Da ist zunächst einmal die emotionale Werknähe, angefangen bei der Einstudierung des Chores und der Solokorrepetition. Gastsänger ohne den nötigen musikhistorischen und philosophischen Background sind chancenlos. „Ich möchte vom ersten Ton an, den ich einstudiere, dass alle die Musik liebhaben.“ Bei „L‘ Aurore“ hat´s bis zum zweiten Ton gedauert, aber dann wurde die Empathie immer stärker. Wenn drei hochsensible Solisten wie Hannah Gries, Philipp Nicklaus und Thomas Scharr eine Weltklasse-Leistung abliefern, dann sind dafür mehrere Faktoren verantwortlich: Ein perfekter Chor als Rückgrat fürs gesamte „time up“; Sängerinnen und Sänger, die in der Lage sind, Ereignisse zu strukturieren und ihnen einen Sinn zu verleihen.
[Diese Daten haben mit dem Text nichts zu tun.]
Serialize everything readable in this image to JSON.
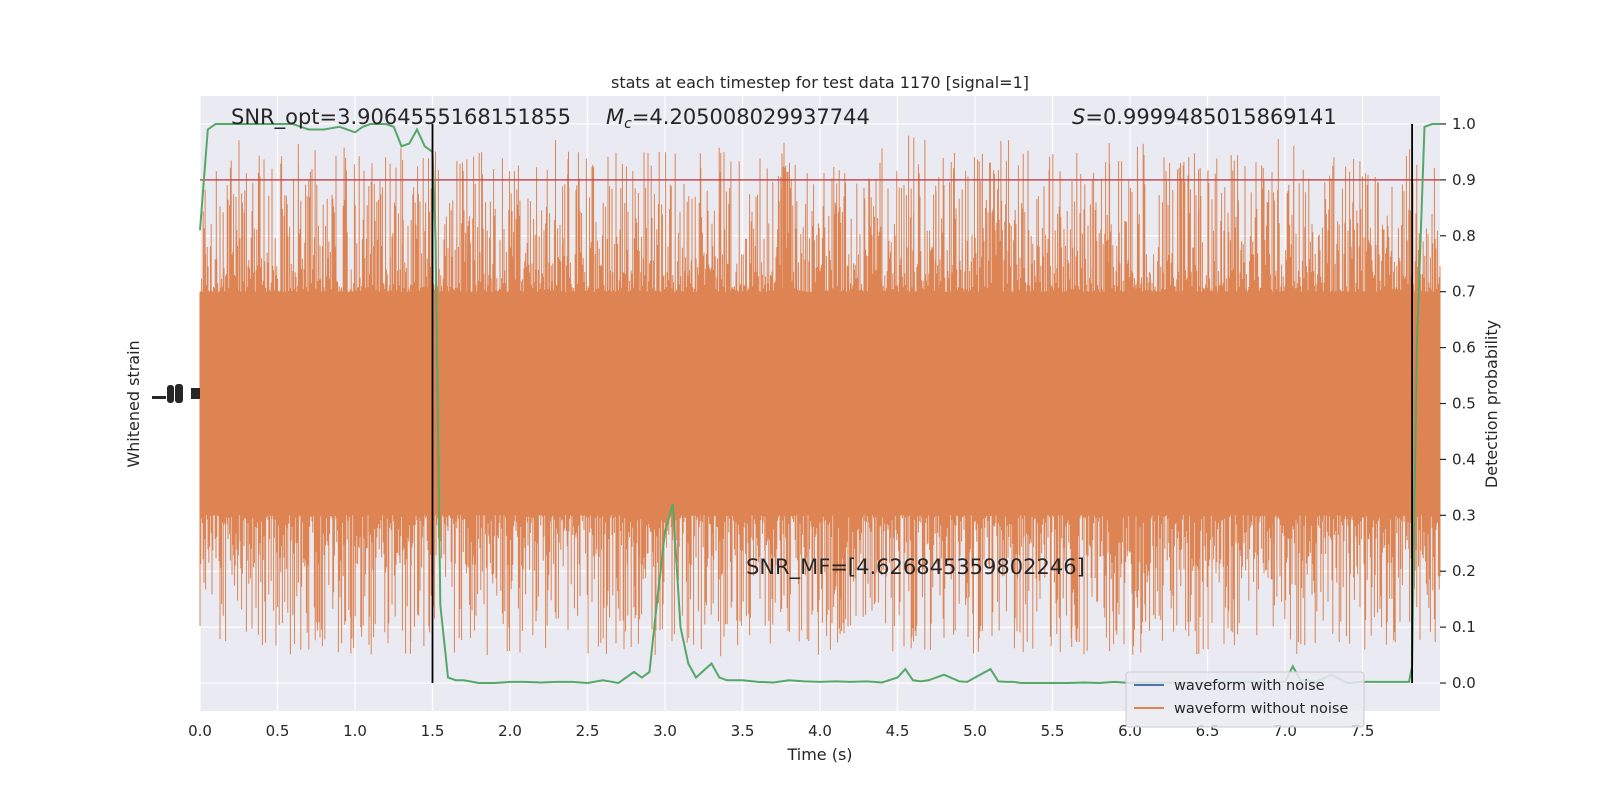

Gute Laienmusik beginnt im Kopf, nicht in den Stimmbändern. Und – wie gesagt – mit der Liebe zur Musik. 

Wie vermittelt man all das einem Orchester, mit dem man nur eine gemeinsame Probe hat? Mit einer klaren Vorstellung vom Stück und einer perfekten Organisation der Probe! Das Ergebnis: makellose Bläsersoli und – was für ein Streicherklang! Sabine Layers Schachzug, den ungeliebten 3. Schöpfungsteil Ravels „Sonnenaufgang“ zu opfern, riss am Ende alle mit. Bis zum letzten Ton!